- Image taken during filming.
- Directed by: Ernesto Caparrós
- Produced by: Víctor Correa
- Starring: Chela Castro; Yolanda González; Sergio Miró; José Ochoa; Gabriela Santos; Julio Brito; Celina y Papo (dancing couple); Dance ensemble of the cabaret "Edén Concert"; La Sonora Matancera; Alfredo Brito's ensemble;
- Cinematography: Laureano Rodríguez Gavaldá; Luis Ricardo Molina; Ricardo Delgado;
- Edited by: Víctor Correa; Luis Ricardo Molina;
- Music by: Alfredo Brito; Julio Brito;
- Production company: Noticiario Royal News
- Release date: 1938 (Cuba);
- Running time: 22
- Country: Cuba
- Language: Spanish

= Tam Tam o El origen de la rumba =

Tam Tam o El origen de la rumba (1938, Cuba) is a pioneer short musical film of the Cuban sound cinema, directed by Ernesto Caparrós, based on the music by the brothers Alfredo Brito and Julio Brito. The film aims to show the evolution of La Rumba from its beginnings, through the love story of two young slaves.

== Plot ==
Through music and dance, the evolution of La Rumba is told. As a common thread, the love story of two young slaves is used. Another slave, ignored by the young slave girl, makes her the victim of an evil spell, from which she is freed in a ceremony by her godmother and the priests of the tribe. The liberation of the young slave girl culminates in a dissolution that shows the rumba as it was interpreted and danced in 1938.

== History ==

Tam Tam o El origen de la rumba, was part of a pioneering Cuban sound film project of the 1930s, directed by Ernesto Caparrós and produced by Royal News, which consisted of three short films: El frutero (1933), Como el arrullo de palmas (1936) and Tam Tam o El origen de la rumba (1938), which is the best known for having survived a copy. The other two films that were part of the project seem to have been lost forever.

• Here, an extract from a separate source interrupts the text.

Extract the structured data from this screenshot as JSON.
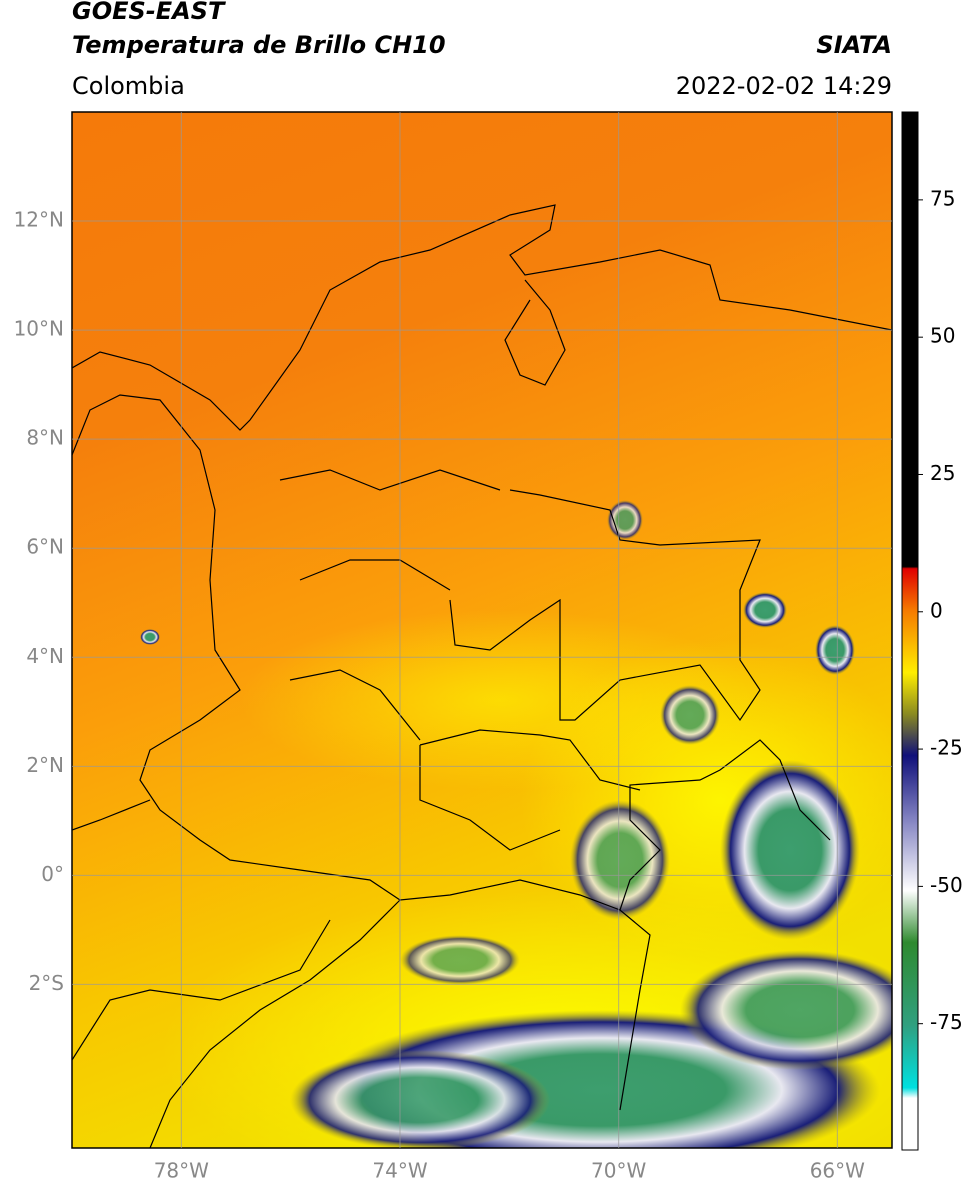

The film was shot in 16mm format, Black and White, with a duration of 22 minutes and its location was the cabaret "Eden Concert" in Havana, Cuba, a fashionable place of the time that years later would be known as "Zombie Club".

It was directed by Ernesto Caparrós, a pioneer of Cuban sound films, who was also in charge of the sound.

The technical team in charge of the photography was formed by: Laureano Rodríguez Gavaldá, Luis Ricardo Molina and Ricardo Delgado.

The plot of the film was based on a musical poem by the Brito brothers, and featured the participation of the Sonora Matancera. At minute 00:03:57 of the film, Julio Brito, co-author of the music, can be seen singing. The Sonora Matancera makes its appearance at minute 00:06:20, performing the song "Guaguancó". Towards the end of the film, Alfredo Brito can be seen conducting the orchestra.

After attending the premiere, in a private screening for the press at the "Fausto" theater, Germinal Barral (Don Galaor), chronicler of the time, wrote in the magazine "Bohemia":

Tam-Tam is to cinematography what the poem is to literature.
— Germinal Barral (Don Galaor) – Bohemia – August 21, 1938 (page 42).
On April 14, 2013 "Tam Tam o El origen de la rumba" was screened at the Quad Cinema in New York City for attendees of the 14th edition of the Havana Film Festival in New York, within a special sidebar of early Cuban cinema, curated by Luciano Castillo, a critic, researcher, cinema historian, and director of the André Bazin Media Library in the International Film and Television School in San Antonio de los Baños (EICTV).

== Cast ==
- Chela Castro
- Yolanda González
- José Ochoa
- Graciela Santos
- Sergio Miró
- Julio Brito
- Celina y Papo (dancing couple)
- Dance ensemble of the cabaret "Edén Concert"
- La sonora Matancera
- Alfredo Brito's ensemble

== Production ==

=== Directed by ===

- Ernesto Caparrós

=== Production company ===

- Noticiario Royal News

=== Producer ===

- Víctor Correa

=== Cinematography ===

- Laureano Rodríguez Gavaldá
- Luis Ricardo Molina
- Ricardo Delgado

=== Edited by ===

- Víctor Correa
- Luis Ricardo Molina

=== Sound by ===

- Ernesto Caparrós

== Music ==

=== Orchestral conducting ===
Alfredo Brito

=== Composers ===

- Alfredo Brito
- Julio Brito

=== Interpreters ===

- Julio Brito
- Sonora Matancera
- Alfredo Brito's ensemble

== Release ==
The premiere of the film took place at the "Fausto" theater (Havana, Cuba), in a private screening for the press, in August 1938.